When trying to play the sympathetic victim whose rights are being violated, referring to oneself as part of an “iron triangle” is generally not recommended. Also, how often did Soviet dissidents get the chance to force-feed Stalin? If they could have found anything to eat presumably they would have kept it for themselves.

Apparently CNN can’t stick to the script either. The ubiquitous Mr. Grynbaum of the Times observes that both friends and foes of CNN President Jeffrey Zucker “say he can handle — and even relishes — a harsh spotlight.” The piece recounts how, while nibbling on filet mignon at a recent gathering of select reporters, Mr. Zucker said that his team wears Trump insults “as a badge of honor.” The headline notes that Mr. Trump and Mr. Zucker are “2 Presidents Who Love a Spectacle.”

If Mr. Zucker seems unconcerned about the possibility of being sent to the gulag, it’s perhaps because he knows that his First Amendment rights are not threatened. It is not essential to our democracy that the White House gives information first to particular entrenched media incumbents before sharing it with the public. And the First Amendment does not say that the New York Times and CNN must have an edge over smaller competitors.

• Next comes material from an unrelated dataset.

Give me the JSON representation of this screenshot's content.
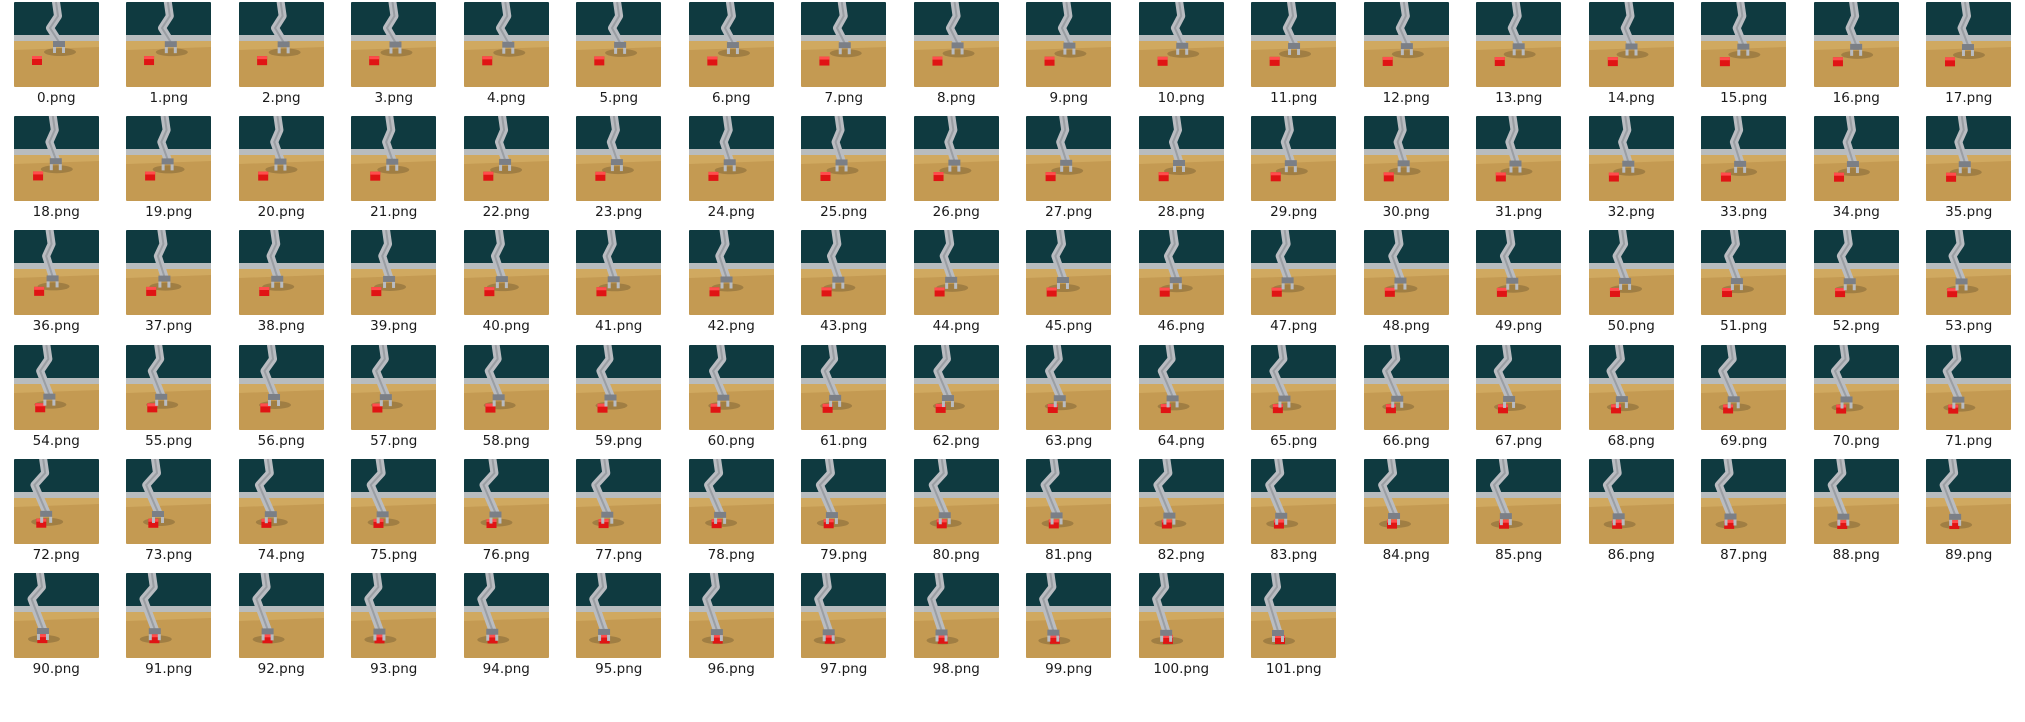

Every politician has significant discretion over how to reach the public and which media outlets to favor. In 2009 President Obama chose in his first prime-time news conference to recognize a Huffington Post writer, bypassing various newspaper reporters. Mr. Obama also used YouTube to order the FCC to prevent telecom companies from charging YouTube and Netflix market rates for carrying their massive Internet traffic.

Last year the Times ran a front-page story saying that reporters who thought Mr. Trump was a dangerous demagogue “have to throw out the textbook American journalism has been using for the better part of the past half-century, if not longer.” More recently CNN happily broadcast repeated references to an accusation-filled “dossier” of negative rumors about Mr. Trump without bothering to confirm they were true.

The President can be forgiven for thinking that CNN and the Times have been trying to build the case for impeachment since Election Night. He has no obligation to help them. Along with refusing to give them an informational edge on their media competitors, this entitlement reform could be paired with an effort to make more government data available to everyone, and to make it more easily understandable and searchable, empowering amateur and professional journalists alike.

The latest NBC/WSJ poll suggests the issue could resonate. A full 86% of respondents agree with the following statement: “For too long, a small group in our nation’s capital has reaped the rewards of government while the people have borne the cost.” Also, a majority in the survey believe that the “news media and other elites are exaggerating the problems with the Trump Administration because they are uncomfortable and threatened with the kind of change that Trump represents.”

The survey sample skews Democratic, yet survey respondents have become more optimistic in the Trump era. Now 40% think the country’s headed “in the right direction,” compared to 33% two months ago and just 20% in December of 2015. Mr. Trump’s approval ratings, while still low by presidential standards, are also improving. And perhaps that’s what is most upsetting to CNN and the New York Times.